Plusieurs fois je reli le texte qui m'a été donné par mon professeur, spécialement pour moi et pour nul autre. Quand on regarde les atrocités imprimées, figées sur papier, ca n'a rien d'étonnant à ce que ce soit pour moi.

"Je n'admets pas, je ne pardonnerais jamais à personne...

D'avoir pu être salopé vivant durant toute mon existence

Et cela, uniquement à case du fait que c'est moi qui était Dieu

Véritablement Dieu."

Ou encore :

"moi un homme et non le soi-disant esprit qui n'était que la projection dans les nuées du corps d'un autre homme que moi...

lequel s'intitulait, le Démiurge"

"ma naissance a été une guerre affreuse, une lutte horrible, un péché sans nom..."

"J'ai nagé dans un fleuve de pus qui n'existait pas, et qui fut créé et jeté sur moi..."

"je voudrais un corps pur, et non un pur esprit... car seul les purs esprits chient. ce que le corps chie, c'est la colle des esprits"

j'ai beau aimer ce genre de texte de part leur côté sybillin, celui-ci me glace complêtement, encore aujourd'hui. J'ai beau critiquer ce texte avec une nonchalance feinte, un dédain supérieur, la perte de l'auteur me touche plus que dans nul autre écrit. Après avoir inspecté chaque indice, chaque sonorité, chaque répétition maladroite et précipitée de ce texte, je n'ai aucune peine à comprendre l'égarement profond de l'auteur. Ce qu'il raconte, je l'ai vécu, à ma manière. Pire encore que la mort, c'ets la conscience de celle-ci et de sa souffrance.

J'en ai mal au coeur. Comment peut-on manquer de pudeur au point d'étaler de telles horreurs ?

En étant malheureux.

Malade.

Pas fou. Juste trop conscient du malheur.

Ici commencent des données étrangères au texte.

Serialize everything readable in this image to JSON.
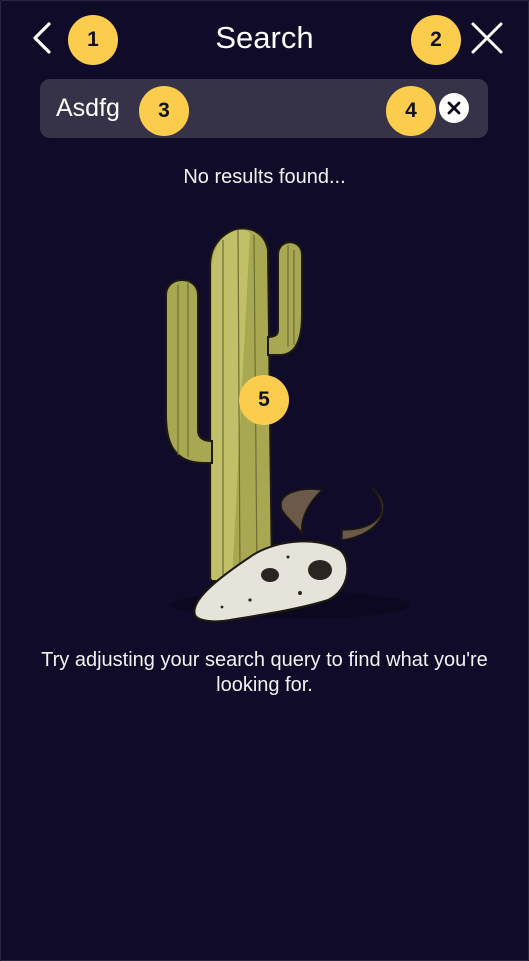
{
  "header": {
    "title": "Search",
    "back_icon": "chevron-left-icon",
    "close_icon": "close-icon"
  },
  "search": {
    "value": "Asdfg",
    "placeholder": "",
    "clear_icon": "clear-circle-icon"
  },
  "empty_state": {
    "message": "No results found...",
    "illustration": "cactus-and-skull-illustration",
    "hint": "Try adjusting your search query to find what you're looking for."
  },
  "markers": [
    "1",
    "2",
    "3",
    "4",
    "5"
  ],
  "colors": {
    "background": "#110b2a",
    "search_box": "#363348",
    "marker": "#fccd4d",
    "cactus": "#a9a852",
    "skull": "#e6e4da",
    "horn": "#6b5a4a"
  }
}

Tout cela m'intrigue énormément. Ce "Démiurge", j'apprends alors qu'il s'agissait d'une sorte d'Entité Créatrice dans la culture égyptienne, et que dans d'autre, bien qu'étant toujours le Dieu Fondateur, il serait également une sorte de parasité né du corps de Dieu, ayant ensuite fixé la matière du monde et créé toute chose "vivante" au juste "présente", créant aussi les hommes... et le malheur d'une race irresponsable. C'est peut-être cela qu'il a voulu dire, dénoncer ? Je ne l'affirmerais pas, car sans doute que même lui ne le savais pas vraiment, perdu dans sa souffrance.

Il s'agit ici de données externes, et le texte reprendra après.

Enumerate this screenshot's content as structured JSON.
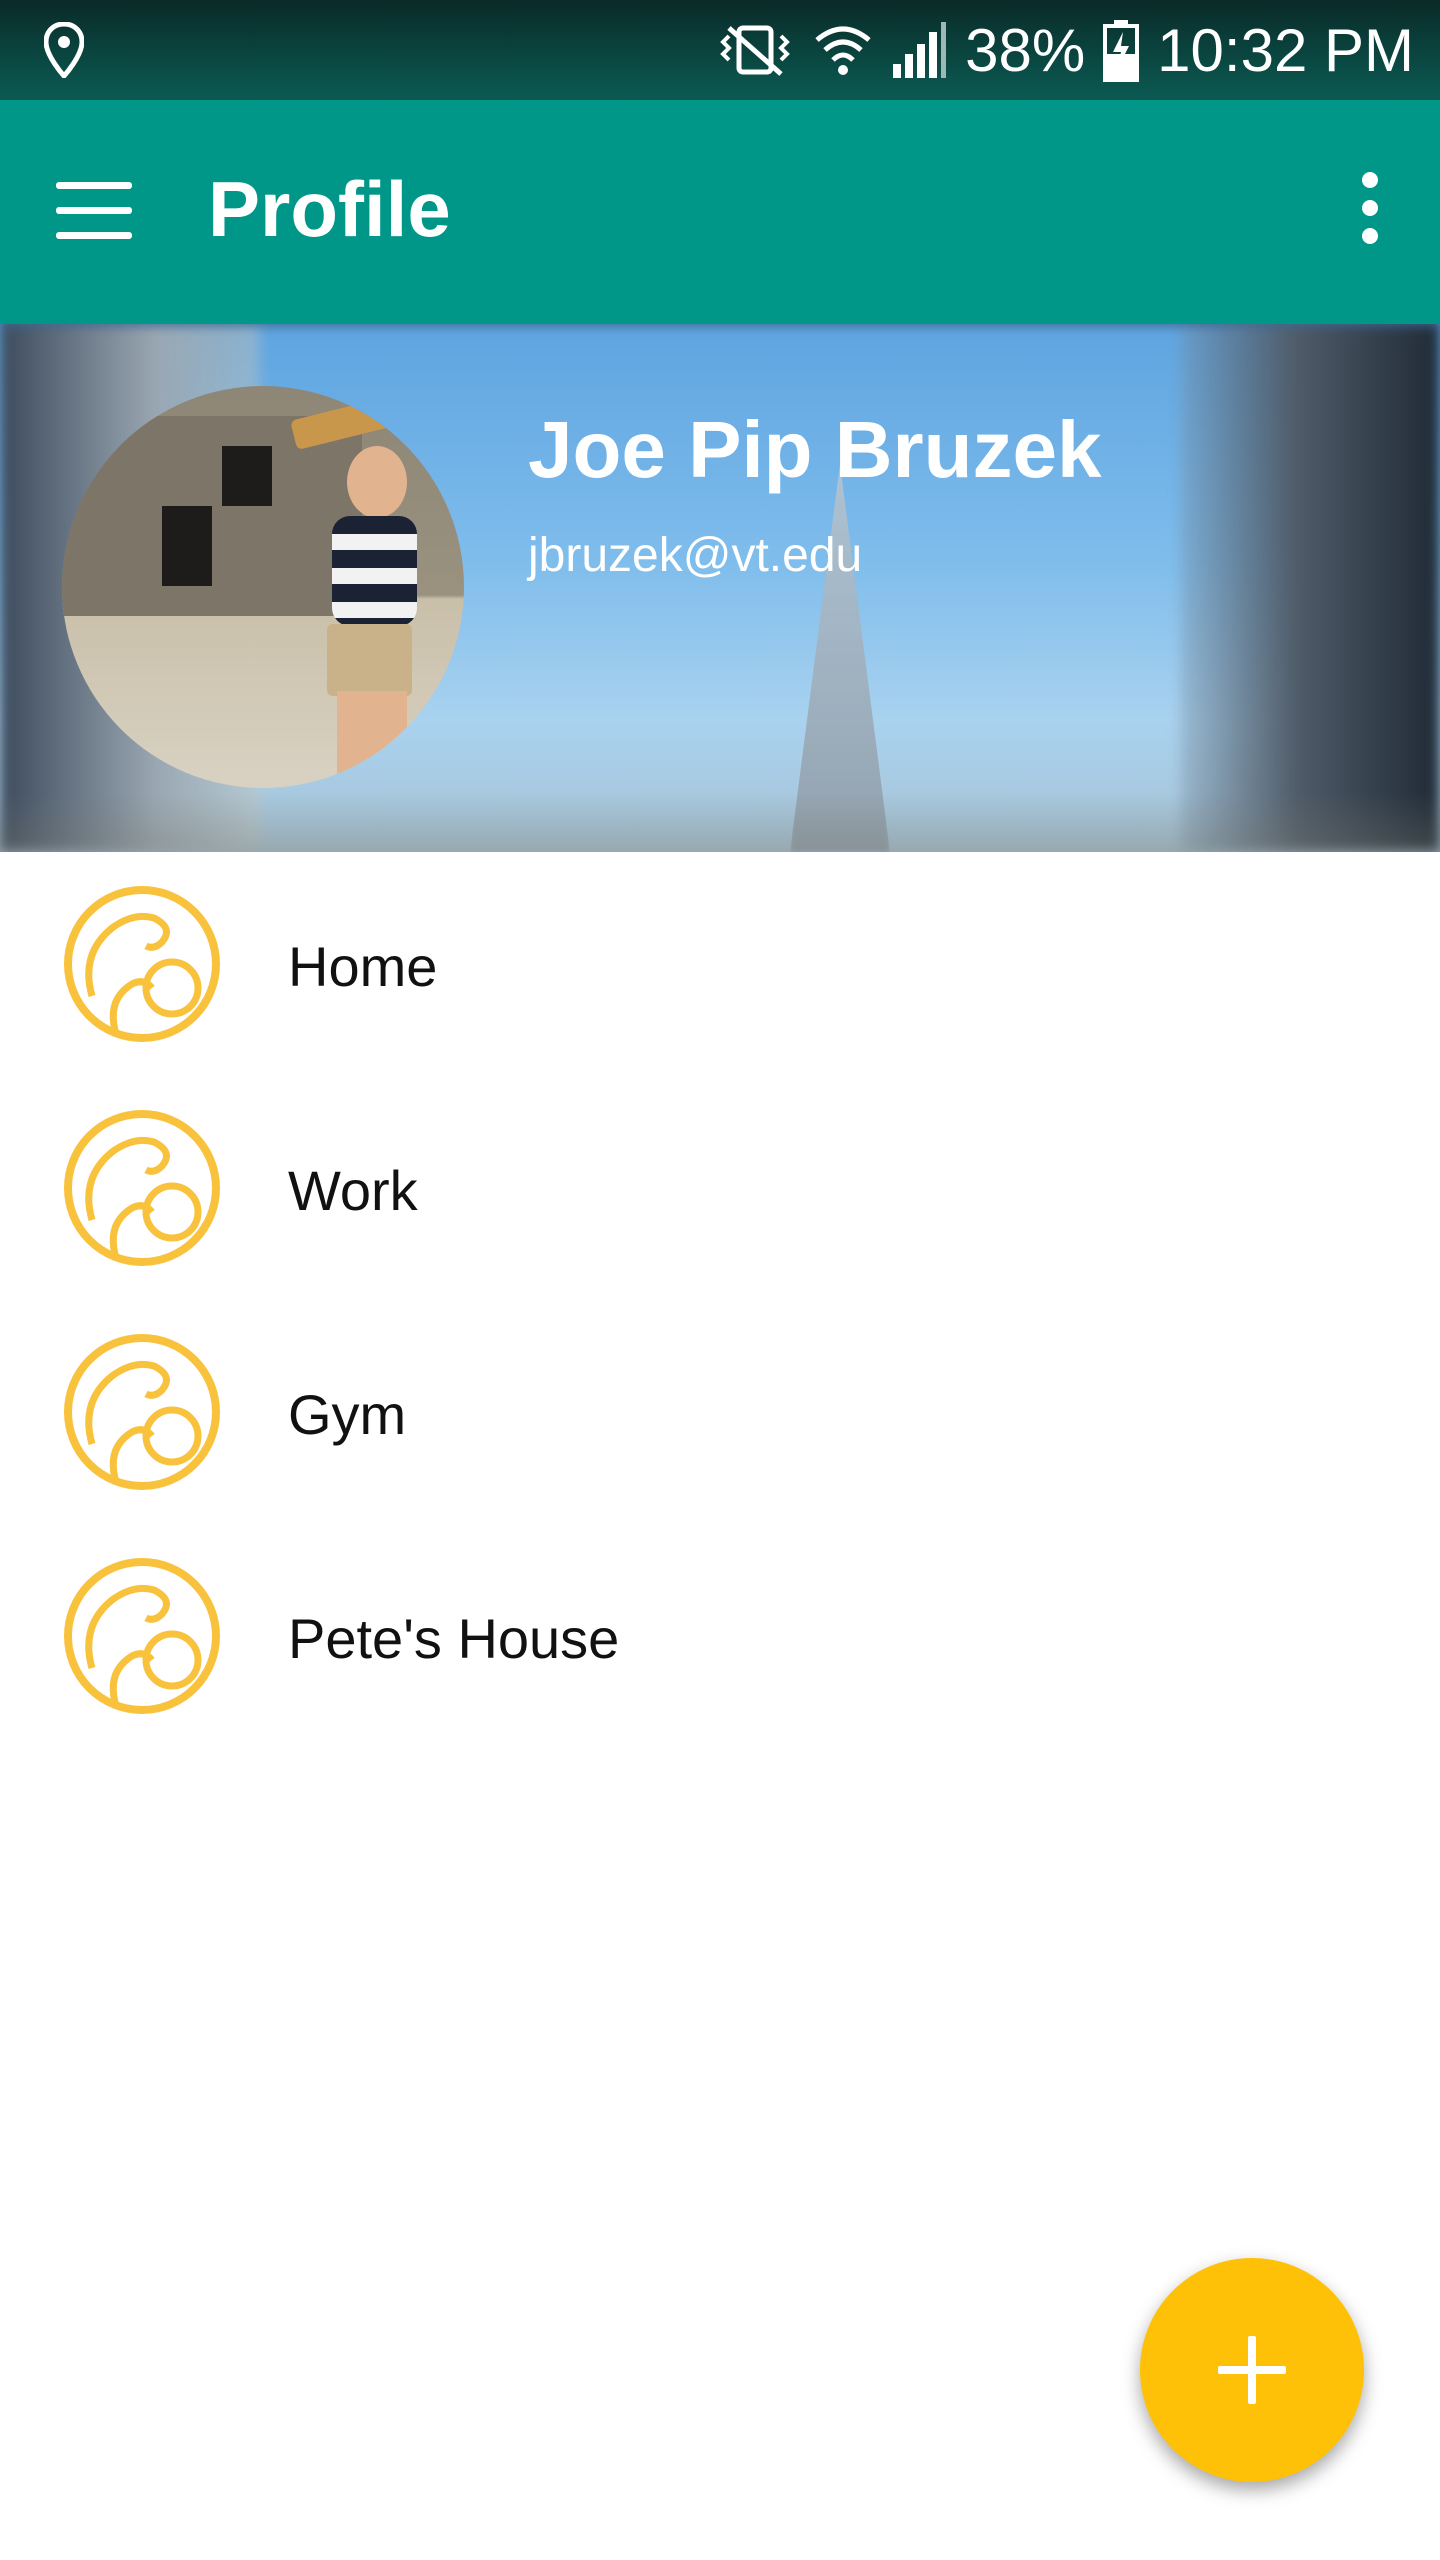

Ensuite je me renseigne sur cet auteur qui se "prendrait" pour Dieu. Je ne suis pas vraiment croyante, je ne peux pas affirmer qu'il s'agit d'un blasphème, à vrai dire je pense qu'il n'a peut-être pas tout à fait tord d'écrire cela, au lieu de le dire... Les lettres n'ont pas la même portée que les paroles, c'est une autre dimension dans laquelle tout est possible selon une certaine idée. Cette idée il me faut alors la trouver, et donc mieux connaître le propriétaire de cette main que j'imagine nerveuse et précipitée sur le papier qui saigne.

Première photo. Un homme adulte, je ne discerne pas très bien ses traits. Bien sûr la peau affaiblie, un début de rides.... Mais ce regard, ce regard c'est ca que je cherche. Il semble regarder le monde comme s'il s'agissait d'une merde abominable et étrangère, étrange. Comme s'il s'appliquait à l'analyser froidement.

Ensuite, je tombe sur une vidéo. J'enclenche, curieuse. Il s'agit d'un vieillard cachetique, les cheveux très fins et assez rares ramenés en arrière, proprement, comme pour avouer crânement son âge et non pas le dissumuler sous de longues mèches filasses tirées au gel sur le côté. Ce sont des photos qui s'enchaînent, en noir et blanc, gris. beaucoup de gris. Le vieillard change inlassablement de position, mais toujours plutôt crecroquevillé sur sa chaise, dans une torsion douloureuse. Les changements brusques de photos sont angoissants, peut-être autant que cette voix stridente en arrière fond sonore, par dessous le silence magnétique d'un vieux camescope ou enregistreur vocal bien usé. Cette voix ne tremble pas comme les autres voix, elle tremble parce qu'il pousse dessus comme pour mieux se faire entendre, comme un petit enfant  capricieux engueulerait ses parents. On comprend à peine ce qu'il nous vomit dessus, tout attaché à réflechir intensément, la concentration en lui-même, occupé à s'écouter parler, sans jamais regarder l'objectif, plus penché sur ses mains ou le regard fixé vers le sol ou le côté, nerveusement. Les mots sont rapides mais très espacés, effrayants. Il n'y a même pas de lien, la syntaxe est douteuse, comme si elle s'extirpait du bordel monstrueux de son cortex. Même en me fichant ouvertement de lui par quelques petits rires narquois, je sens comme l'envie d'arrêter cette vidéo, tant les clairs et tranchants sous-titres font froid dans le dos. On y parle de sang, de dieu, d'humain, de sexe. Encore la mort, au final... J'apprends avec stupeur que cette vidéo le montre à 50 ans à peine. Il en parait 70. C'est la marque de l'opium, de l'alcool, du récent internement et du baiser des électrodes... Voici sept ans d'éternité plongés dans une camisole.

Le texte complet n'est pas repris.